Granted, I am more than ten years behind Drucker and Pink in my realization that corporate employment has changed. But, I am also very thankful to have found my calling. Here are a few things that you should focus on to ensure that your “free agent” startup finds success.

1. Sales – Whether or not you want to be, you are a sales person. In order to remain relevant in the new economy, you must (at a minimum) be able to sell your knowledge, skills, and abilities to your stakeholders. Do you feel comfortable making cold calls? If no, learn how. Do you know someone who has strong connections into local media outlets for advertising and public relations opportunities? If no, make the connection ASAP. Do you enjoy networking and building relationships? The cheapest source of new clients is referrals, so find avenues to spread your name. Do you blog or distribute content via social media? If no, they’re free to start and simply require time. There are multitudes of ways to be a sales person for your products or services. The sooner you establish your brand and consistently deliver it to a wide variety of audiences is the sooner the revenue begins to flow.

2. Interesting Projects – Entrepreneurs typically get to work on projects they want to work on. I realize that this is not 100% true, but with the right business plan and work ethic, an individual can follow his dream and work on meaningful projects day in and day out. The same cannot always be said for those folks in corporate roles where management has more information to be able to make decisions. If there is something that you are passionate about, make sure your stakeholders know. If you can pair your skills with love for a particular topic, success will come…probably before you expect it.

3. Flexible Schedule – Independent professionals don’t work 8:00AM to 6:00PM, Monday through Friday, in a cube or office. They have the flexibility to work when, where, and how they want to. For some of us, that means working seven days per week just to get the business off the ground. But, knowing that you’ll have an asset generating income for you when you’re sleeping is enormously motivating. There are weeks where you will answer emails at 3:00AM, take client phone calls Saturday evening, and miss personal events. But you will have the autonomy to create a meaningful future, you will have the ability to master your craft, and you can live a life full of purpose.

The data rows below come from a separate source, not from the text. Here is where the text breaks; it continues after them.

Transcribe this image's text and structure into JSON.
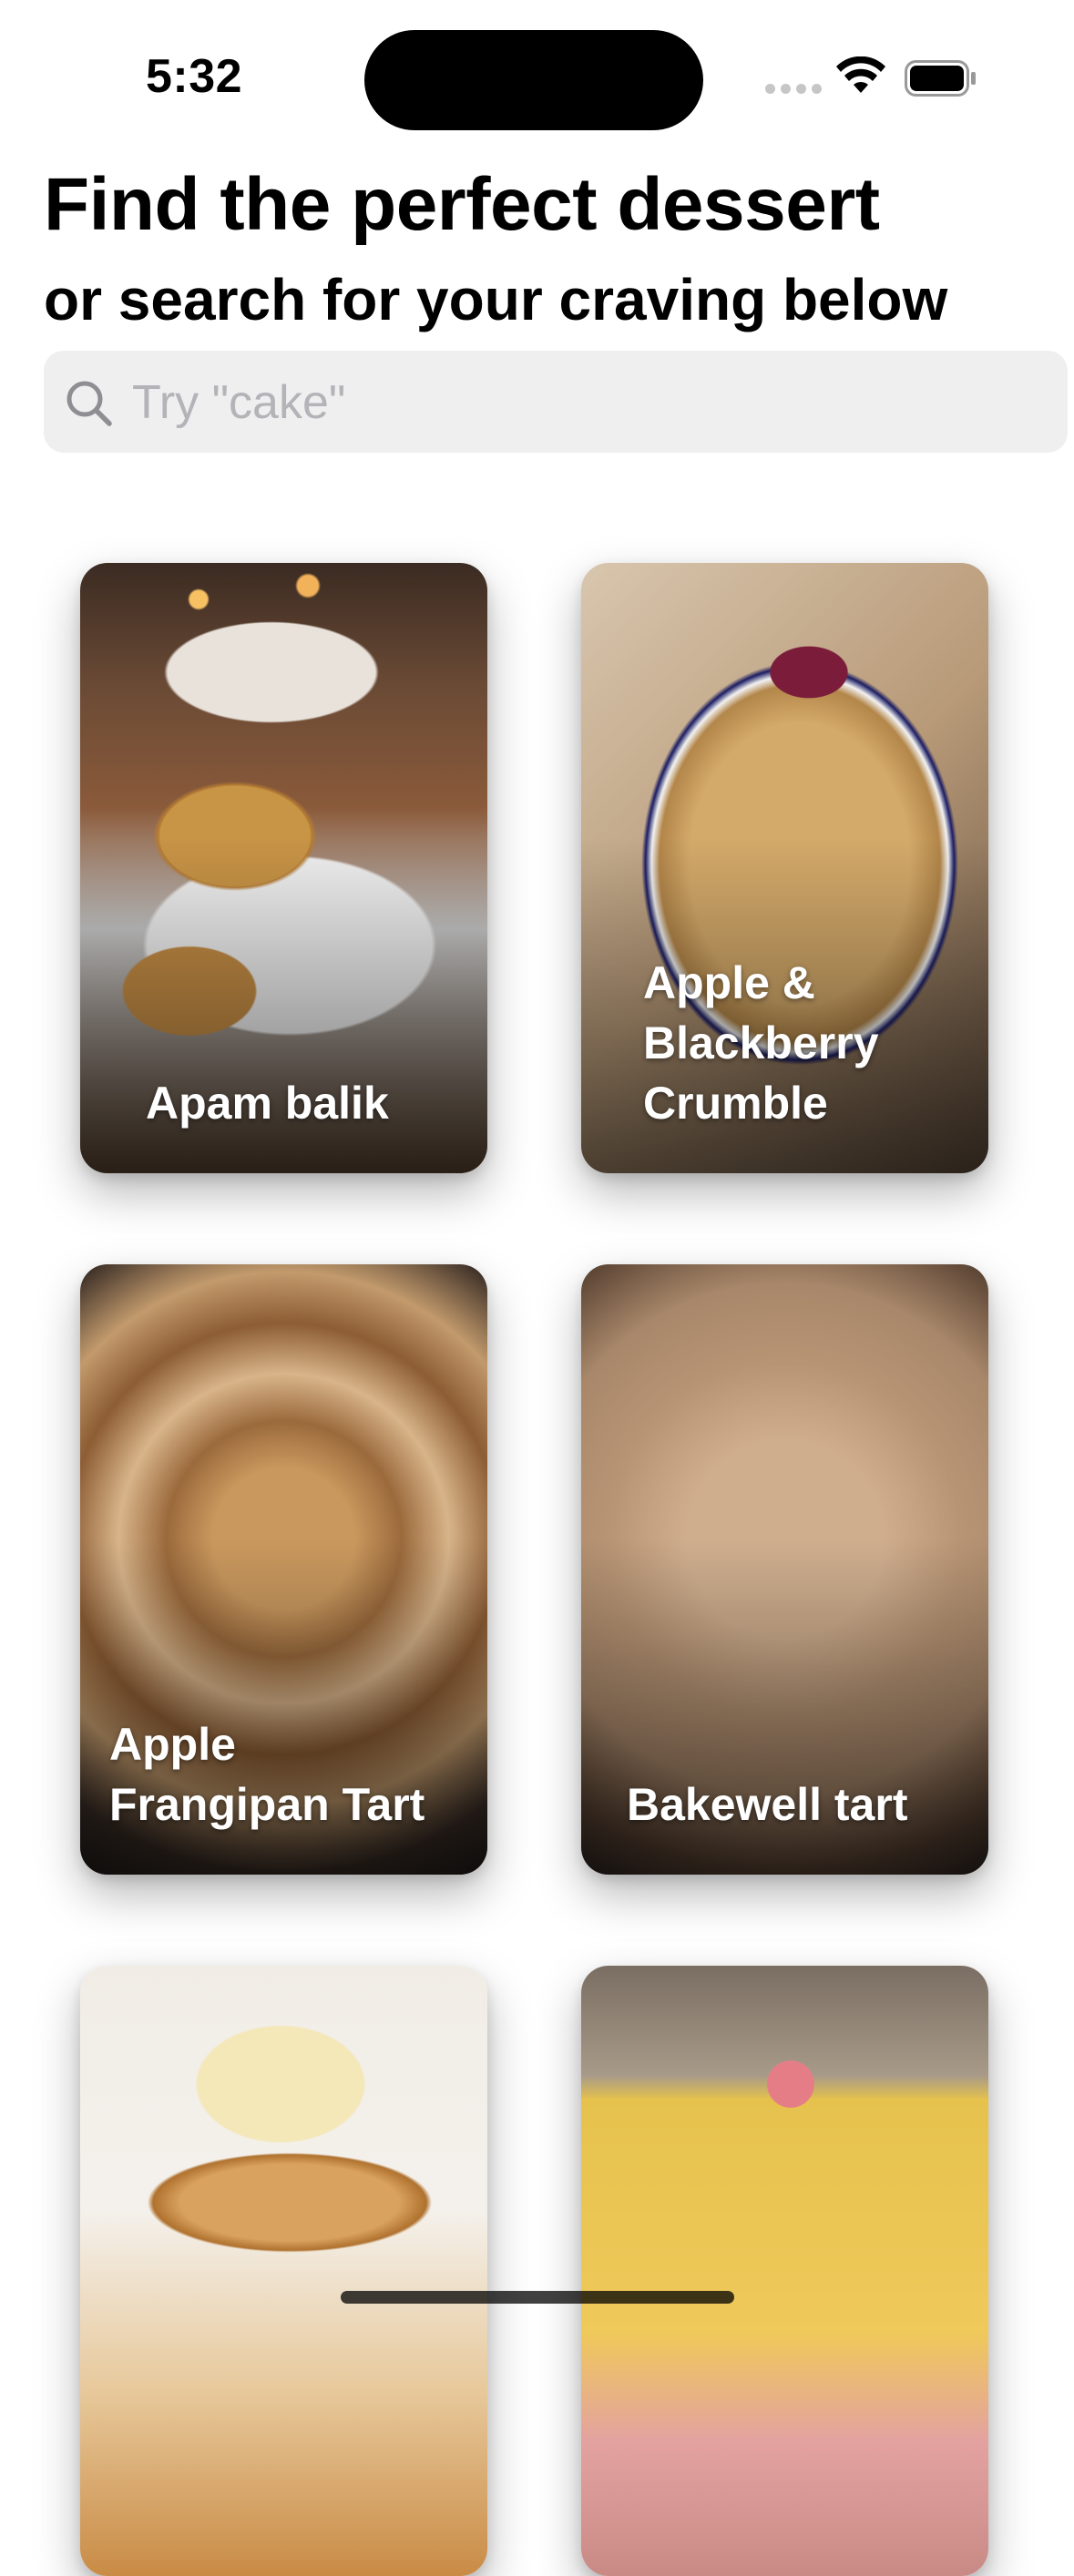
{
  "status_bar": {
    "time": "5:32"
  },
  "header": {
    "title": "Find the perfect dessert",
    "subtitle": "or search for your craving below"
  },
  "search": {
    "placeholder": "Try \"cake\"",
    "value": ""
  },
  "desserts": [
    {
      "name": "Apam balik"
    },
    {
      "name": "Apple & Blackberry Crumble"
    },
    {
      "name": "Apple Frangipan Tart"
    },
    {
      "name": "Bakewell tart"
    },
    {
      "name": ""
    },
    {
      "name": ""
    }
  ]
}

4. Partnerships – I mentioned above that relationships help drive a significant amount of referrals to your business. Be sure to surround yourself with people who are smarter than you in their chosen field. If you are a marketing professional, be sure to have a great accountant, lawyer, and business coach who you can count on. You need to stay focused on extending your brand and driving revenue. Find other professionals who offer complimentary services to yours and find ways to cross-promote or package the services together. You should also consider bartering or trading services if the fit is right. Whatever you choose, remember that an organized collective impact is greater than anything you can do alone.

Whether you choose to sell your skills to a corporation in exchange for a salary or if you choose to sell your services on a project for a fee, you are a consultant. Coming to that realization will help you as you embark upon next steps in your career. Peter Drucker and Daniel Pink saw this long ago. Learn from their research and unlock your potential by developing a future full of meaning both personally and professionally.